Ahhh … Chicago. Home to a stellar food scene, great cheese shops, amazing shopping, and Barack Obama. How I used to adore you.
And then you had to go and steal all of my farmstead organic summer butter.
Damn you.
This week is the last chance Chicagoans (is that a word?) will have to buy Al Bekkum’s amazing Summer Butter — an organic, farmstead hand-churned, hand-packed golden butter Al’s been making since August at Sassy Cow Creamery near Sun Prairie. Apparently summer is nearly over, and with it, the last of the summer butter is for sale. The truly sad part: I, like most Wisconsinites, never got any. (Stick lower lip out now).
I first learned about Al’s Summer Butter through some Chicago blog writers, who were raving about an amazing Wisconsin farmstead butter being made by Nordic Creamery, who sold it in 12 oz tubs at the Green City Farmer’s Market on Saturdays for $5.50.
Turns out that Al, one of Wisconsin’s 43 licensed buttermakers, is indeed working with Sassy Cow Creamery (a farmstead milk bottling plant between Columbus and Sun Prairie) to produce specialty butters using Sassy Cow’s organic cream and the plant’s micro butter churn.
Every Thursday since August, Al has been trekking from his farm in Westby to Sassy Cow to make several batches of “Summer Butter,” using fresh cream from the Baerwolf’s organic, grass-fed cows. He churns between 50-60 pounds of butter at a time, and then hand packs it into 12 oz tubs while the next churn is working. He’s been taking between 300-400 tubs of this golden treasure to the Chicago farmer’s market every Saturday and selling out by noon.

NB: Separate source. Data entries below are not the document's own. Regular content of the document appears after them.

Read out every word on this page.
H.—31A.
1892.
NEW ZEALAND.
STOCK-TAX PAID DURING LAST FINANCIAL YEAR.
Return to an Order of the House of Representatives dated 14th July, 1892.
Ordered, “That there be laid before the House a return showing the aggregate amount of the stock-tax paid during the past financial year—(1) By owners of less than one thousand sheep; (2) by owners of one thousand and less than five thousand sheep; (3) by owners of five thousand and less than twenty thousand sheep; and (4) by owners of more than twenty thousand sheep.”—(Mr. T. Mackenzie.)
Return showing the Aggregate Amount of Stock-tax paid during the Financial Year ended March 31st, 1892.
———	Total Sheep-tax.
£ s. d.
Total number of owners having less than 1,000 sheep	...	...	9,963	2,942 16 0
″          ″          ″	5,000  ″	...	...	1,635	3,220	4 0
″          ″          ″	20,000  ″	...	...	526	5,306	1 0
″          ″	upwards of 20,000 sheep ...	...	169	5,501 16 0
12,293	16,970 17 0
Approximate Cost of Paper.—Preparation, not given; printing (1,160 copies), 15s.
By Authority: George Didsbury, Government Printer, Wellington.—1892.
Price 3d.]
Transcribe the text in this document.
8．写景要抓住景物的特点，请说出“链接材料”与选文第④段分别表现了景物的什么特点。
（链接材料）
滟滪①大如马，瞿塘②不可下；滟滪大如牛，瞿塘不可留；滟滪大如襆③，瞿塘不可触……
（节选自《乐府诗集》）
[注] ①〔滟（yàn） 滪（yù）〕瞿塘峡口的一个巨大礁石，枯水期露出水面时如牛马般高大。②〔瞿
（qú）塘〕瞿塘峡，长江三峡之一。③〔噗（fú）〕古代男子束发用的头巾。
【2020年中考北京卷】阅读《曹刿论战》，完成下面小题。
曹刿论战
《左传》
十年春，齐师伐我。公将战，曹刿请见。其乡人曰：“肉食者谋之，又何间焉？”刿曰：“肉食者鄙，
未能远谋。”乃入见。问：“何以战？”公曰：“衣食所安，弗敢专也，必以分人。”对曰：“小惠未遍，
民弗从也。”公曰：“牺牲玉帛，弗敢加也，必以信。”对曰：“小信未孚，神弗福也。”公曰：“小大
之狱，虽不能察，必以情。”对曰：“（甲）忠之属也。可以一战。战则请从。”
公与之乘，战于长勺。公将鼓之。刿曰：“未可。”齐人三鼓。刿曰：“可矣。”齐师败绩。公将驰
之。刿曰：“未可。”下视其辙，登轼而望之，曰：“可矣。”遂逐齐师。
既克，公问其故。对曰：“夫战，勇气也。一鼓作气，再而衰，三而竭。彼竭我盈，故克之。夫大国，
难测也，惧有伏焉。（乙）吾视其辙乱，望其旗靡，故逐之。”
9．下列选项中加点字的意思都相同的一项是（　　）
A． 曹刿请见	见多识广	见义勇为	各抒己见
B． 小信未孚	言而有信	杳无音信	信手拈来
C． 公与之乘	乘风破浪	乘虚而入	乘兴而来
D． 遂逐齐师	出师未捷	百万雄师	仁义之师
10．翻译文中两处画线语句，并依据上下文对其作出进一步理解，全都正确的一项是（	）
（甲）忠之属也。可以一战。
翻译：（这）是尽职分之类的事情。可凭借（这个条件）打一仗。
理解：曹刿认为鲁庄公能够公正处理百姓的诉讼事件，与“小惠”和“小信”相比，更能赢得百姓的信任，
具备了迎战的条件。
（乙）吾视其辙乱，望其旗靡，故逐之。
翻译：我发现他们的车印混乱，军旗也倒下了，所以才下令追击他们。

While all this is good for Nordic Creamery, Sassy Cow and of course Chicago, meanwhile, I am Summer Butter-less. Fear not, however, Al assures me that because the season for Summer Butter is nearly over, he’s going to start experimenting with a Cultured Butter, as well as a farmstead holiday butter for the Wisconsin markets. Next spring, he’s even going to try making an organic whey cream butter, which I believe would be a first for the state.
“Customers are blown away by the taste of fresh butter – most people have never had a fresh butter before,” Al says. “I make it on Thursday and take it to the market on Saturday. People are buying 20 cups at a pop. It’s unbelievable.”
“People are calling and emailing me every day asking where they can buy my butter in Wisconsin,” he says. “Well, I just can’t keep up with the demand right now, but I promise to have some butter in Wisconsin stores by Christmas.”
I’m holding you to that promise, Al.
So, take note, Wisconsinites. Look for Nordic Creamery butter in specialty food stores by December. And if all else fails, head to the Green City Market in Chicago this Saturday. Better get there early.